The driver is indeed operating their own vehicle. However, the minute they activate the rideshare app, they drive on company time. The rideshare company’s insurance covers the car if they are actively driving for the company.
It can benefit you if the driver that hit you (or your at-fault driver if you’re a ride-sharing vehicle passenger) is on company time. Their liability limits are usually higher, which can secure you proper medical treatment should you have injuries.
On the other hand, if the driver forgets to start the rideshare app, where do you turn? That’s where things get murky.
What Do You Do In The Event Of An Accident?
The first step is to collect information from all vehicles involved. If you cannot gather evidence due to a severe injury, a police report should have much of what you need. Make sure to request a copy of it.
Otherwise, try to get as much of the following information as possible. Relay on your phone camera to capture this data quickly.
- Insurance information: Take a picture of insurance cards for all vehicles involved, including Lyft or Uber insurance information. Make sure to capture the name and phone number of the insurance company. You should also get the driver’s insurance policy number and vehicle identification number (VIN).
- Driver’s licenses: Get identification for all drivers involved. If they do not have a valid driver’s license (bicyclist, pedestrian, or unlicensed driver), get their name, date of birth, and contact information, including telephone number and address.
- Pictures of all involved vehicles: Get photos of each car or truck from all four sides so the claims adjuster can clearly identify any damage.
- Pictures of the accident scene: Be sure to capture anything that might have contributed to the accident, like obscured traffic signs, malfunctioning traffic lights, blind corners, gravel on the road, skid marks, and anything else that seems relevant.
- Contact information of witnesses: Get names, addresses, and phone numbers for any witnesses.
- When things calm down, and you get a moment, document what happened. Write a detailed account of the accident. Automobile claims can last for months if there are injuries, and it is better to have an accurate account written down if you need to testify in court. Time can blur memories, but if you lock them down in writing, all you need to do is review your notes before the hearing.
- Contact a lawyer. If you are from out of town, search terms like auto “accident attorney Las Vegas” or “traffic accident attorney near me” to find a local law firm to handle your case. You may have an attorney in your home state, but they may not be licensed to practice law in Nevada. Even if you must return to your home state, your Las Vegas law firm can continue gathering evidence and acting on your behalf in your absence.
- Don’t talk to the other party, their insurance company, or their lawyer without having your lawyer present, whether in person or through technology (like a video call).

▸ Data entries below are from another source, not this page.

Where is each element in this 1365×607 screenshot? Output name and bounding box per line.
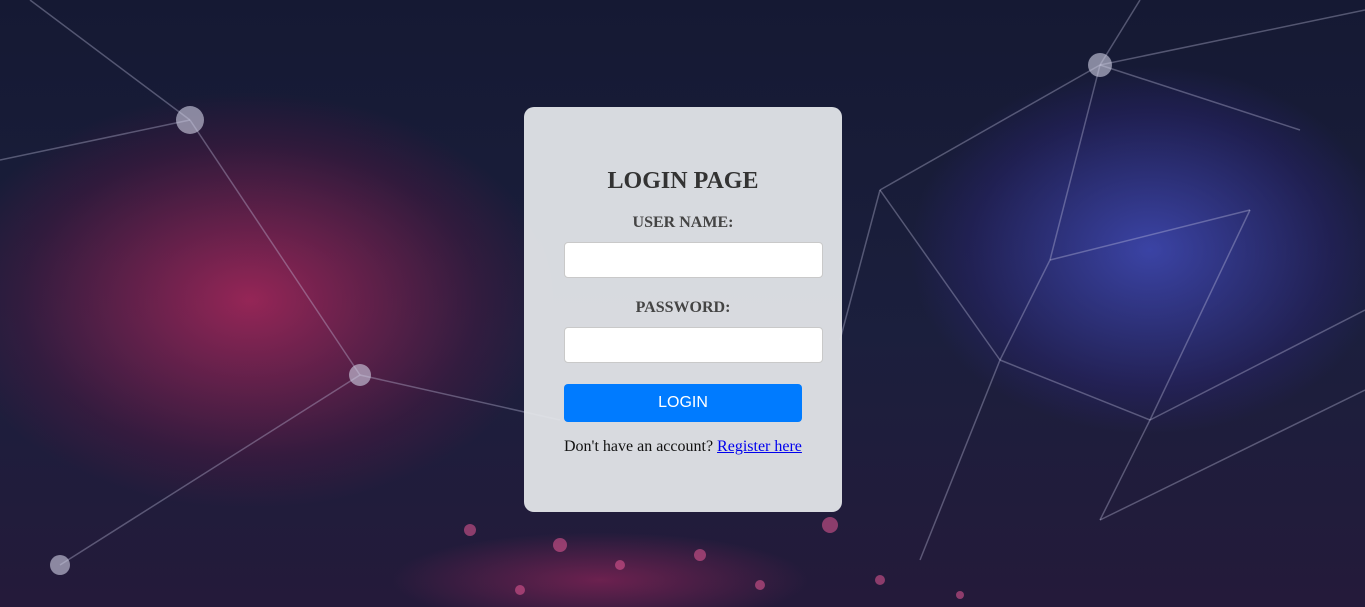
login-button[interactable]: LOGIN: [564, 384, 802, 422]
page-title: LOGIN PAGE: [607, 168, 759, 194]
username-input[interactable]: [564, 242, 823, 278]
username-label: USER NAME:: [632, 214, 734, 231]
register-prompt-text: Don't have an account?: [564, 438, 714, 455]
password-input[interactable]: [564, 327, 823, 363]
password-label: PASSWORD:: [635, 299, 731, 316]
register-link[interactable]: Register here: [717, 438, 802, 455]
register-prompt: Don't have an account? Register here: [564, 437, 824, 457]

The other side will record your statement and may use something you say out of context to minimize your claim or cheat you out of fair compensation. Your Las Vegas car accident attorney will protect your rights.
- Let the lawyer handle all communication. Not only does the law office act as a buffer between you and any unpleasantness or underhanded tactics, but they can also make sure all documents are completed before important deadlines.
- Save everything: doctor reports, medical bills, receipts for adaptive equipment like a cane or wheelchair, and documentation from work showing how many days you missed due to your injuries. The lawyer needs it all to document your case and support a fair settlement demand.
While we hope your trip to the Super Bowl is fun and the only excitement happens on the field, the increased number of drivers makes accidents more likely. Should you use a rideshare company or get hit by an Uber or Lyft vehicle, You don’t want to deal with a claim where either the driver or the rideshare company can wiggle their way out of paying for your medical bills. Find a local attorney to hold them both accountable and guide you through what could otherwise be a complicated and uncertain claim.